To use GPU Coder™ for CUDA® C/C++ code generation, you must install the following products:
MATLAB Coder™ (required).
Parallel Computing Toolbox™ (required).
Neural Network Toolbox™(required for deep learning).
Image Processing Toolbox™(recommended).
If MATLAB is installed on a path that contains non 7-bit ASCII characters, such as Japanese characters, MATLAB Coder does not work because it cannot locate code generation library functions.
For instructions on installing MathWorks® products, see the MATLAB installation documentation for your platform. If you have
installed MATLAB and want to check which other MathWorks products are installed, enter
ver in the MATLAB Command Window.
NVIDIA® GPU enabled for CUDA with compute capability 3.2 or higher. Is my GPU supported?
CUDA toolkit and driver. If you have not installed a standalone driver, install the driver from the NVIDIA CUDA toolkit. Get the latest CUDA toolkit. GPU Coder has been tested with CUDA toolkit 8.0.
For system requirements and instructions on installing the toolkit, refer to NVIDIA documentation.

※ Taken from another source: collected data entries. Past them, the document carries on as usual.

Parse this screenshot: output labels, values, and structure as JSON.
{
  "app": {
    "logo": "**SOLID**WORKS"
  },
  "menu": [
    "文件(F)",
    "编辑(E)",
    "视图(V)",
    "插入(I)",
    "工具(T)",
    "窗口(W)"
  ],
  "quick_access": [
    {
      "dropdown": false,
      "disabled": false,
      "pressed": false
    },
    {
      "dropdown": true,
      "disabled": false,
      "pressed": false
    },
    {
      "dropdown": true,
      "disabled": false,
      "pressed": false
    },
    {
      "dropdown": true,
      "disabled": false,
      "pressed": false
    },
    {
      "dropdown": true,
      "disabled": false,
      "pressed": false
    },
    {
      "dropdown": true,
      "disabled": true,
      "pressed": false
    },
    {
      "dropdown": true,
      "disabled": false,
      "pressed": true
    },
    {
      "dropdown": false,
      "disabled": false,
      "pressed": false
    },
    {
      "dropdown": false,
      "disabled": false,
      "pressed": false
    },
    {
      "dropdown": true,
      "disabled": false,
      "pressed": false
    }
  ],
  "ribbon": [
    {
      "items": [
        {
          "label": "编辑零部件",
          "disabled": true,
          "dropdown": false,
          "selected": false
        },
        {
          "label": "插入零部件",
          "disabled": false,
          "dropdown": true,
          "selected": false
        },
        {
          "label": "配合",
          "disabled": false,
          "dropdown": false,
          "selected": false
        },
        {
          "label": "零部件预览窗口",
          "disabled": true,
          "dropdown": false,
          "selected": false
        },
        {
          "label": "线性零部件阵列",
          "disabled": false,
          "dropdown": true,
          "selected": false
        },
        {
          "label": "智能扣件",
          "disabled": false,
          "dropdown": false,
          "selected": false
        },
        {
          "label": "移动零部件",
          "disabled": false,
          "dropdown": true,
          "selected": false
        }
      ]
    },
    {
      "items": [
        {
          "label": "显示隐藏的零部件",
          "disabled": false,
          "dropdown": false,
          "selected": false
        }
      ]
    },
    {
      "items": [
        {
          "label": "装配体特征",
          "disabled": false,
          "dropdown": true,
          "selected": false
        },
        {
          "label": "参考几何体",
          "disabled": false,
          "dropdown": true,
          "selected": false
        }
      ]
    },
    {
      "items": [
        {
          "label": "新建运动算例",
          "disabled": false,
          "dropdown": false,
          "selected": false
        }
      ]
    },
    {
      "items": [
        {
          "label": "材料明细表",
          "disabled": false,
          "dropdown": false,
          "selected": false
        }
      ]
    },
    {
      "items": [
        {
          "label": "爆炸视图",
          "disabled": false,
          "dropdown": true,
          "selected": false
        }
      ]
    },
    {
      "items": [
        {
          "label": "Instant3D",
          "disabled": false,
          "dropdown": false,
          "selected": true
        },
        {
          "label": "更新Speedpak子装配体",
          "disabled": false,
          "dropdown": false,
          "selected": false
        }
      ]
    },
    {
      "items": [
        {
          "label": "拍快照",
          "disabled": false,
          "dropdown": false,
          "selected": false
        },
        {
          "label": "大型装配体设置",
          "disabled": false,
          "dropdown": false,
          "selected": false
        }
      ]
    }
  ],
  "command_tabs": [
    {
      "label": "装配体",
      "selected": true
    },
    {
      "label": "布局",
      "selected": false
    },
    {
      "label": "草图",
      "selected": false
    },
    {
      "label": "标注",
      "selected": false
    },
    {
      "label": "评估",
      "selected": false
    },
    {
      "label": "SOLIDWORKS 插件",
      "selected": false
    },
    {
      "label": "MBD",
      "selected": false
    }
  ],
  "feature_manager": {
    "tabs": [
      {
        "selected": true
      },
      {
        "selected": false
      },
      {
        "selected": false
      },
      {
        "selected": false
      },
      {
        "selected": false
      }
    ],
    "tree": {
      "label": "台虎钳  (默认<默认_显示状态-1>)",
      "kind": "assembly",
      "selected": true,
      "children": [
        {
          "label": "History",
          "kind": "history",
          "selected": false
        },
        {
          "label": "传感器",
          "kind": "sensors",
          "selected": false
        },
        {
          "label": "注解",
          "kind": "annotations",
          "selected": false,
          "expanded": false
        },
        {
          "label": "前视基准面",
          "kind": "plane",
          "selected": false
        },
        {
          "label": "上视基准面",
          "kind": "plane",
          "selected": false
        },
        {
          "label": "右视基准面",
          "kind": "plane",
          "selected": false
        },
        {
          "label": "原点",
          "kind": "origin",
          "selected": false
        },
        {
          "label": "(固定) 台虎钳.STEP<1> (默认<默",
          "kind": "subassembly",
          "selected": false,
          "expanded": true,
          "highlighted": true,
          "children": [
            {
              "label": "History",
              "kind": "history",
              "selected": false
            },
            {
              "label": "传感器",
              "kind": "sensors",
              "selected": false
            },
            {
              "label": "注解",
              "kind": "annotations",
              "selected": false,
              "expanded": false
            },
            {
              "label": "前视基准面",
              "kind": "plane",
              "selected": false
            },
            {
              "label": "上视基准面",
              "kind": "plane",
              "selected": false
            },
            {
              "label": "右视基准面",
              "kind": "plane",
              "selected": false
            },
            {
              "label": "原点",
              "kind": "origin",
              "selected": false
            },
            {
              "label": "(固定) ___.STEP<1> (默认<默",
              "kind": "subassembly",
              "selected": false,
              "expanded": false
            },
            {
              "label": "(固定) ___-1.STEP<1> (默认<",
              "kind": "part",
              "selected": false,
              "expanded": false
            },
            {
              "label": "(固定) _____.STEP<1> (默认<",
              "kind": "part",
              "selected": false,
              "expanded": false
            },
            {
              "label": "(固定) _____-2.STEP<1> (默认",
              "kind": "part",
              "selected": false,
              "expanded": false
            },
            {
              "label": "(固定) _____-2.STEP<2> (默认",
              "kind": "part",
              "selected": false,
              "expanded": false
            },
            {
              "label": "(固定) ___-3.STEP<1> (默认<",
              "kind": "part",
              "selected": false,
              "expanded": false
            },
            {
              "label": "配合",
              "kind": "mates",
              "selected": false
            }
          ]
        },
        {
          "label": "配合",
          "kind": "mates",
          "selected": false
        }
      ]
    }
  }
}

On the Linux® platform, the GPU Coder uses the GNU compiler (GCC) included with many Linux distributions. CUDA toolkit has strict requirements on the host compiler and C run-time libraries. For information on these requirements, refer to the NVIDIA documentation.
On the Windows® platform, the GPU Coder requires Microsoft® Visual Studio®. For supported versions of Microsoft Visual Studio, refer to NVIDIA documentation.
To generate CUDA code for deep learning networks
For targeting embedded GPU products such as NVIDIA Tegra® based Jetson TX2, TX1, and TK1:
CUDA toolkit 8.0 for ARM® and Linaro GCC 4.9 toolchain for the TX2
CUDA toolkit 7.0 for ARM and Linaro GCC 4.9 toolchain for the TX1
CUDA toolkit 6.5 for ARM and Linaro GCC 4.8 toolchain for the TK1
To install Linaro tools, see the instructions on Cross-Compilation on Linux.
Embedded GPU targeting is supported only from the Linux platform.